Stathis Papaioannou wrote:
On 27 March 2015 at 16:54, Bruce Kellett <bhkell...@optusnet.com.au> wrote:

It would take a vast amount of coding "by hand" to create a universe
filling in details of miracles occurring at multiple arbitrary points, as
opposed to an orderly universe with a few laws and initial conditions.

Not necessarily. Just insert a few (pseudo-)random numbers at strategic
points!

I envisage the program generating the universe as analogous to the
program generating the Madelbrot Set. If you modify the Mandelbrot
program so that anomalies appear in a regular way that is analogous to
a universe with unusual, but lawlike occurences. If you modify the
Mandelbrot program so that anomalies appear in a truly random way that
is analogous to a universe where miracles occur, and I think that
program would have much higher Kolmogorov complexity, like a bitmap
file of a visual representation of the Mandelbrot Set.

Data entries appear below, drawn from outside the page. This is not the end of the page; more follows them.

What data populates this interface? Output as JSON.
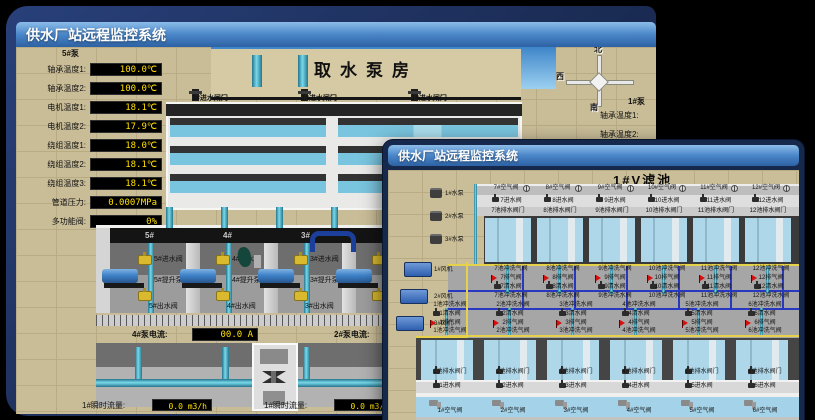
{
  "app": {
    "back_window": {
      "title": "供水厂站远程监控系统",
      "room_title": "取水泵房",
      "pump_panel": {
        "header": "5#泵",
        "readings": [
          {
            "label": "轴承温度1",
            "value": "100.0℃"
          },
          {
            "label": "轴承温度2",
            "value": "100.0℃"
          },
          {
            "label": "电机温度1",
            "value": "18.1℃"
          },
          {
            "label": "电机温度2",
            "value": "17.9℃"
          },
          {
            "label": "绕组温度1",
            "value": "18.0℃"
          },
          {
            "label": "绕组温度2",
            "value": "18.1℃"
          },
          {
            "label": "绕组温度3",
            "value": "18.1℃"
          },
          {
            "label": "管道压力",
            "value": "0.0007MPa"
          },
          {
            "label": "多功能阀",
            "value": "0%"
          }
        ]
      },
      "gates": [
        {
          "label": "3#进水闸门"
        },
        {
          "label": "2#进水闸门"
        },
        {
          "label": "1#进水闸门"
        }
      ],
      "compass": {
        "north": "北",
        "west": "西",
        "south": "南"
      },
      "right_panel": {
        "header": "1#泵",
        "labels": [
          "轴承温度1",
          "轴承温度2"
        ]
      },
      "bays": [
        {
          "id": "5#",
          "inlet": "5#进水阀",
          "pump": "5#提升泵",
          "outlet": "5#出水阀"
        },
        {
          "id": "4#",
          "inlet": "4#进水阀",
          "pump": "4#提升泵",
          "outlet": "4#出水阀"
        },
        {
          "id": "3#",
          "inlet": "3#进水阀",
          "pump": "3#提升泵",
          "outlet": "3#出水阀"
        },
        {
          "id": "",
          "inlet": "",
          "pump": "",
          "outlet": ""
        }
      ],
      "current_readouts": [
        {
          "label": "4#泵电流",
          "value": "00.0 A"
        },
        {
          "label": "2#泵电流",
          "value": ""
        }
      ],
      "flow_readouts": [
        {
          "label": "1#瞬时流量",
          "value": "0.0 m3/h"
        },
        {
          "label": "1#瞬时流量",
          "value": "0.0 m3/h"
        }
      ]
    },
    "front_window": {
      "title": "供水厂站远程监控系统",
      "pool_title": "1#V滤池",
      "equipment": {
        "pumps": [
          {
            "label": "1#水泵"
          },
          {
            "label": "2#水泵"
          },
          {
            "label": "3#水泵"
          }
        ],
        "blowers": [
          {
            "label": "1#风机"
          },
          {
            "label": "2#风机"
          },
          {
            "label": "3#风机"
          }
        ]
      },
      "top_pools": [
        {
          "air": "7#空气阀",
          "inlet": "7进水阀",
          "drain": "7池排水阀门",
          "wash_air": "7池冲洗气阀",
          "vent": "7排气阀",
          "clean": "7清水阀",
          "wash_water": "7池冲洗水阀"
        },
        {
          "air": "8#空气阀",
          "inlet": "8进水阀",
          "drain": "8池排水阀门",
          "wash_air": "8池冲洗气阀",
          "vent": "8排气阀",
          "clean": "8清水阀",
          "wash_water": "8池冲洗水阀"
        },
        {
          "air": "9#空气阀",
          "inlet": "9进水阀",
          "drain": "9池排水阀门",
          "wash_air": "9池冲洗气阀",
          "vent": "9排气阀",
          "clean": "9清水阀",
          "wash_water": "9池冲洗水阀"
        },
        {
          "air": "10#空气阀",
          "inlet": "10进水阀",
          "drain": "10池排水阀门",
          "wash_air": "10池冲洗气阀",
          "vent": "10排气阀",
          "clean": "10清水阀",
          "wash_water": "10池冲洗水阀"
        },
        {
          "air": "11#空气阀",
          "inlet": "11进水阀",
          "drain": "11池排水阀门",
          "wash_air": "11池冲洗气阀",
          "vent": "11排气阀",
          "clean": "11清水阀",
          "wash_water": "11池冲洗水阀"
        },
        {
          "air": "12#空气阀",
          "inlet": "12进水阀",
          "drain": "12池排水阀门",
          "wash_air": "12池冲洗气阀",
          "vent": "12排气阀",
          "clean": "12清水阀",
          "wash_water": "12池冲洗水阀"
        }
      ],
      "bottom_pools": [
        {
          "air": "1#空气阀",
          "inlet": "1进水阀",
          "drain": "1池排水阀门",
          "wash_air": "1池冲洗气阀",
          "vent": "1排气阀",
          "clean": "1清水阀",
          "wash_water": "1池冲洗水阀"
        },
        {
          "air": "2#空气阀",
          "inlet": "2进水阀",
          "drain": "2池排水阀门",
          "wash_air": "2池冲洗气阀",
          "vent": "2排气阀",
          "clean": "2清水阀",
          "wash_water": "2池冲洗水阀"
        },
        {
          "air": "3#空气阀",
          "inlet": "3进水阀",
          "drain": "3池排水阀门",
          "wash_air": "3池冲洗气阀",
          "vent": "3排气阀",
          "clean": "3清水阀",
          "wash_water": "3池冲洗水阀"
        },
        {
          "air": "4#空气阀",
          "inlet": "4进水阀",
          "drain": "4池排水阀门",
          "wash_air": "4池冲洗气阀",
          "vent": "4排气阀",
          "clean": "4清水阀",
          "wash_water": "4池冲洗水阀"
        },
        {
          "air": "5#空气阀",
          "inlet": "5进水阀",
          "drain": "5池排水阀门",
          "wash_air": "5池冲洗气阀",
          "vent": "5排气阀",
          "clean": "5清水阀",
          "wash_water": "5池冲洗水阀"
        },
        {
          "air": "6#空气阀",
          "inlet": "6进水阀",
          "drain": "6池排水阀门",
          "wash_air": "6池冲洗气阀",
          "vent": "6排气阀",
          "clean": "6清水阀",
          "wash_water": "6池冲洗水阀"
        }
      ]
    }
  }
}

An algorithm for generating random numbers is fairly simple -- low complexity.


 But, on the other hand, the UD runs all possible programs, so what
does it matter if a few are a bit complicated. :-)

A justification for simpler programs having higher measure is
discussed in Russell Standish' TON book.

Which I don't have. Since it is not standard, explain it simply for me.